An honest book must tell all: Zubin Mehta
Zubin Mehta: A Musical Journey is a biography that almost didn't get written. The maestro takes us through the best bits.
Mumbai: It’s really like I’d never left,” said Zubin Mehta at the launch of his biography at the Taj Mahal Palace on Friday. The Mumbai-born music maestro is back in Mumbai to play in three concerts on April 17, 18 and 20 that will mark the beginning of his 80th birthday celebrations. And the launch of the book, Zubin Mehta: A Musical Journey was almost a cosy affair.
Accompanying the maestro were his wife Nancy Kovack and a few of his childhood friends including Dr Yusuf Hamied, who plays an integral part in the book.
At the event biographer Bakhtiar Dadabhoy revealed how it took him eight long years to complete the book. Mehta too raised his eyebrows in wonder. “It took you eight years?” “It took me much less to write, but it took time to get you around,” replied Dadabhoy, who is a senior civil servant in the Indian Railways.
Mehta spoke of how he was in awe of the “incredible research” Dadabhoy had done.
“I don’t know where he got all that information from. But obviously he did and I couldn’t argue with it because he stated facts. He quoted newspaper articles, positive and negative. If it’s a truthful book, you have to portray everything. He went into the details of my time in Montreal, Los Angeles, New York, Israel. I take my hat off to him for the amount of research.”
It was not too long after Mehta had released his own memoir, Zubin Mehta: The Score Of My Life, when Dadabhoy first approached him for a biography. The maestro dismissed the idea, as he didn’t see the need for a biography having just penned a memoir.
But Dadabhoy wouldn’t give up and eventually Mehta had to yield. “I couldn’t have dreamed that this book could even exist until last year when Mr Dadabhoy reached me,” he said.
‘No concert halls’
The maestro also rues the lack of concert halls in India and points out how China is having a “cultural explosion”. “When we went in ’94, Shanghai had one concert hall of 600 people, now they have at least four or five concert halls and they are building their second opera house.
I frankly don’t understand why they need a second opera house.
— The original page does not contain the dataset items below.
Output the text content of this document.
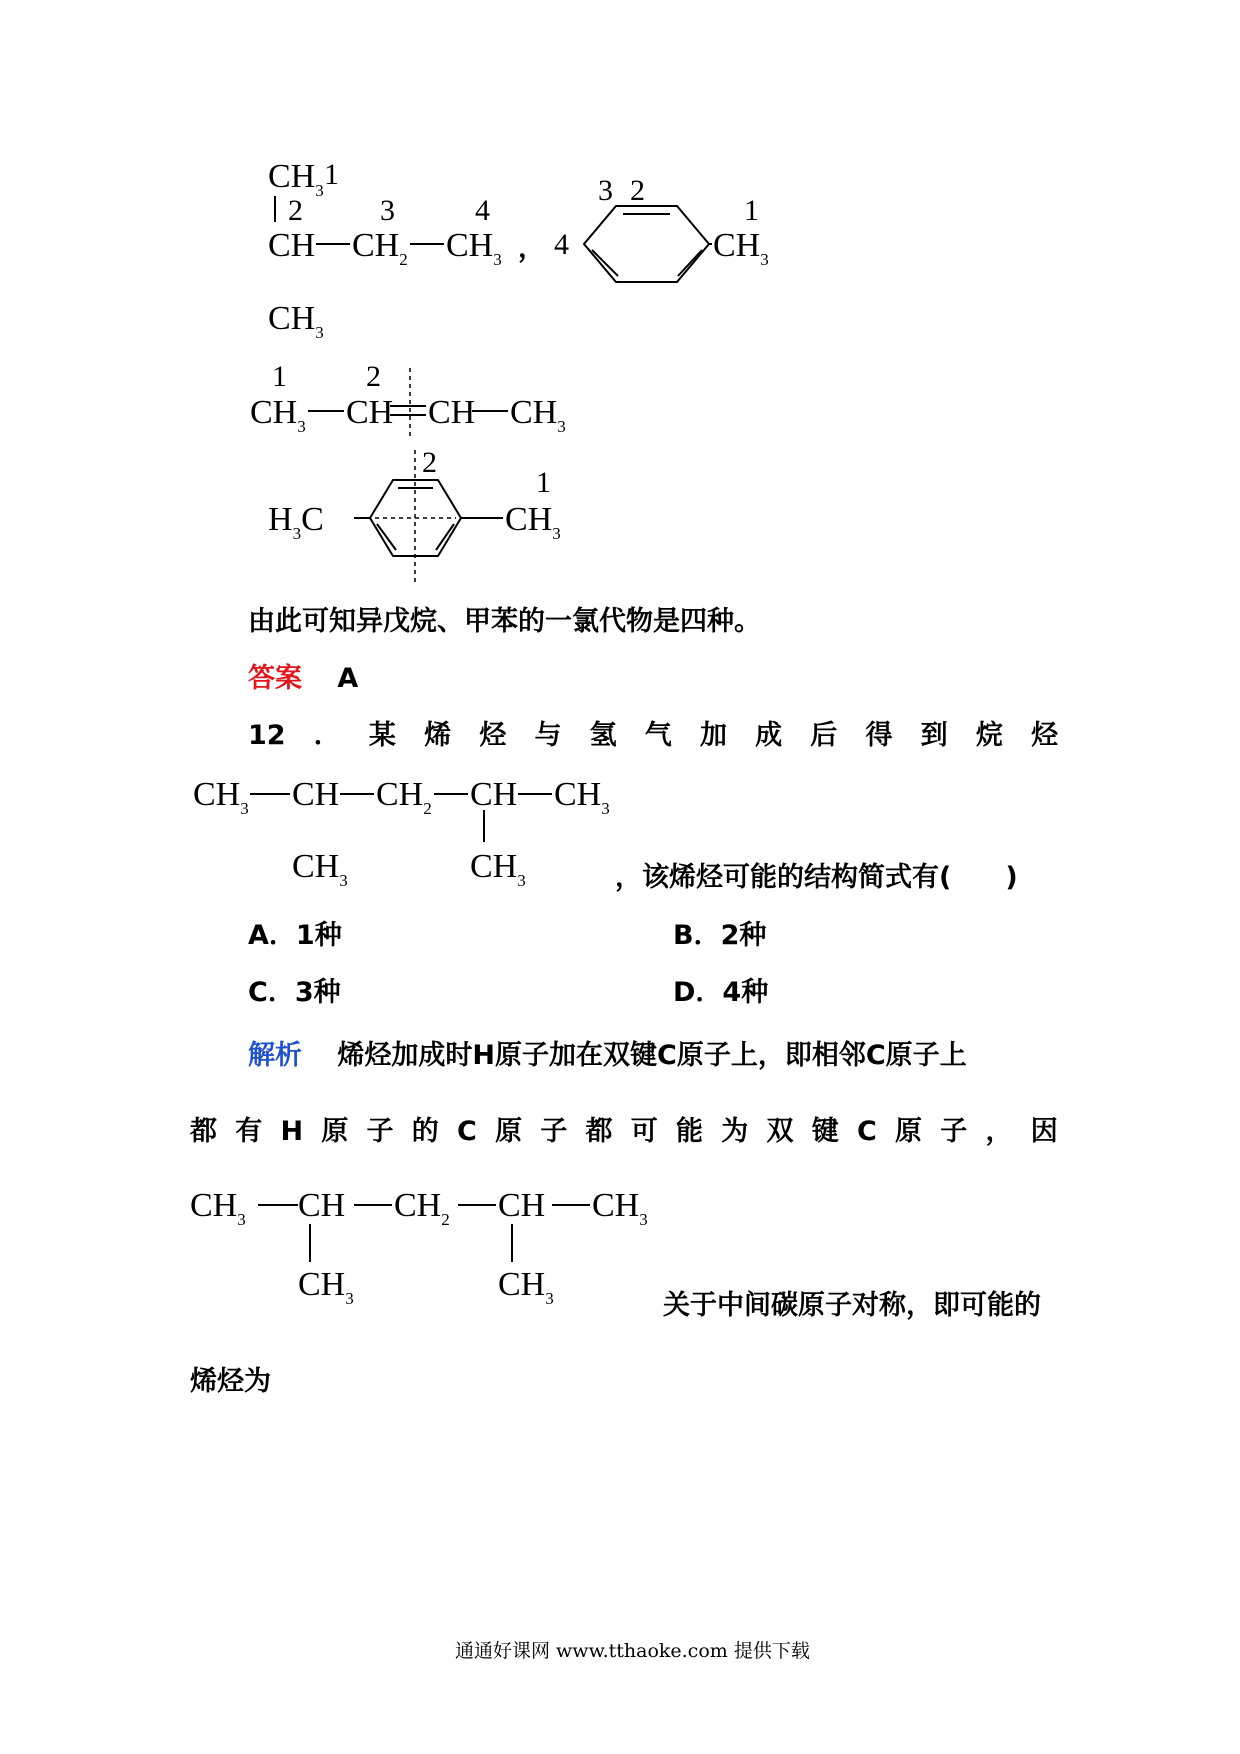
$CH_3$ 1
2	3	4
CH $CH_2$ $CH_3$ ， 4
3 2
1
$CH_3$
$CH_3$
1	2
$CH_3$ CH CH $CH_3$
$H_3C$
2
1
$CH_3$
由此可知异戊烷、甲苯的一氯代物是四种。
答案 A
12 ． 某 烯 烃 与 氢 气 加 成 后 得 到 烷 烃
$CH_3$ CH $CH_2$ CH $CH_3$
$CH_3$	$CH_3$	，该烯烃可能的结构简式有(　　)
A．1种	B．2种
C．3种	D．4种
解析 烯烃加成时H原子加在双键C原子上，即相邻C原子上
都 有 H 原 子 的 C 原 子 都 可 能 为 双 键 C 原 子 ， 因
$CH_3$ CH $CH_2$ CH $CH_3$
$CH_3$	$CH_3$	关于中间碳原子对称，即可能的
烯烃为
通通好课网 www.tthaoke.com 提供下载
But they are building it, whether that’s ego, or a government that doesn’t know what to do with their money… every city in China has a concert hall. The whole world’s musicians are going to China each month and they are playing to full house.”
He’s not as appreciative of the Chinese audience though. “People are eating their sandwiches, sending SMS — that’s the Chinese way.” But he wonders why India hasn’t been building places for music. “Especially in Delhi.
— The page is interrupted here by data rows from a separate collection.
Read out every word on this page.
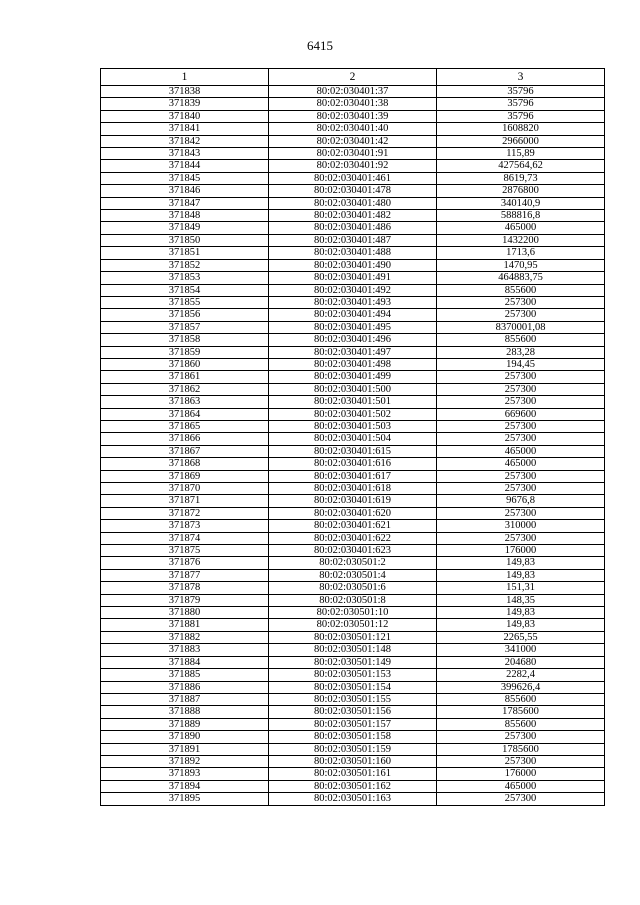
6415
1	2	3
371838	80:02:030401:37	35796
371839	80:02:030401:38	35796
371840	80:02:030401:39	35796
371841	80:02:030401:40	1608820
371842	80:02:030401:42	2966000
371843	80:02:030401:91	115,89
371844	80:02:030401:92	427564,62
371845	80:02:030401:461	8619,73
371846	80:02:030401:478	2876800
371847	80:02:030401:480	340140,9
371848	80:02:030401:482	588816,8
371849	80:02:030401:486	465000
371850	80:02:030401:487	1432200
371851	80:02:030401:488	1713,6
371852	80:02:030401:490	1470,95
371853	80:02:030401:491	464883,75
371854	80:02:030401:492	855600
371855	80:02:030401:493	257300
371856	80:02:030401:494	257300
371857	80:02:030401:495	8370001,08
371858	80:02:030401:496	855600
371859	80:02:030401:497	283,28
371860	80:02:030401:498	194,45
371861	80:02:030401:499	257300
371862	80:02:030401:500	257300
371863	80:02:030401:501	257300
371864	80:02:030401:502	669600
371865	80:02:030401:503	257300
371866	80:02:030401:504	257300
371867	80:02:030401:615	465000
371868	80:02:030401:616	465000
371869	80:02:030401:617	257300
371870	80:02:030401:618	257300
371871	80:02:030401:619	9676,8
371872	80:02:030401:620	257300
371873	80:02:030401:621	310000
371874	80:02:030401:622	257300
371875	80:02:030401:623	176000
371876	80:02:030501:2	149,83
371877	80:02:030501:4	149,83
371878	80:02:030501:6	151,31
371879	80:02:030501:8	148,35
371880	80:02:030501:10	149,83
371881	80:02:030501:12	149,83
371882	80:02:030501:121	2265,55
371883	80:02:030501:148	341000
371884	80:02:030501:149	204680
371885	80:02:030501:153	2282,4
371886	80:02:030501:154	399626,4
371887	80:02:030501:155	855600
371888	80:02:030501:156	1785600
371889	80:02:030501:157	855600
371890	80:02:030501:158	257300
371891	80:02:030501:159	1785600
371892	80:02:030501:160	257300
371893	80:02:030501:161	176000
371894	80:02:030501:162	465000
371895	80:02:030501:163	257300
It’s a scandal that the national capital cannot build a music hall. I have even written to the President, to Members of the Parliament. They all agree with me and yet there is no hall in Delhi.”
He sees an interest in Western classical music in the big cities here. “Last year when I played in Chennai, the concert hall was too small for the number of interested people who showed up.”
A massive fan of cricket & chillies
Zubin Mehta often credits his success to certain opportunities. “I made half my career by jumping in at the last moment. I think my success was due almost entirely to the misfortunes of my elderly colleagues,” he once said.
At 18, he quit trying to become a doctor. “I always had the intention of becoming a conductor, not because I wanted to wave a stick, but because orchestral music appeals to me,” he said once.
At 26, he became the youngest conductor of a major American orchestra when the Los Angeles Philharmonic made him director.
Mehta loves spicy food. Once, while conducting a piece was famously spotted with tears rolling down his face because he had accidentally rubbed his eyes with chilly-laced hands while on his way to the concert.
When asked why he loved cricket so much, he said, “Simple. I grew up in Mumbai playing the game in the big yards of our homes in Cuffe Parade.”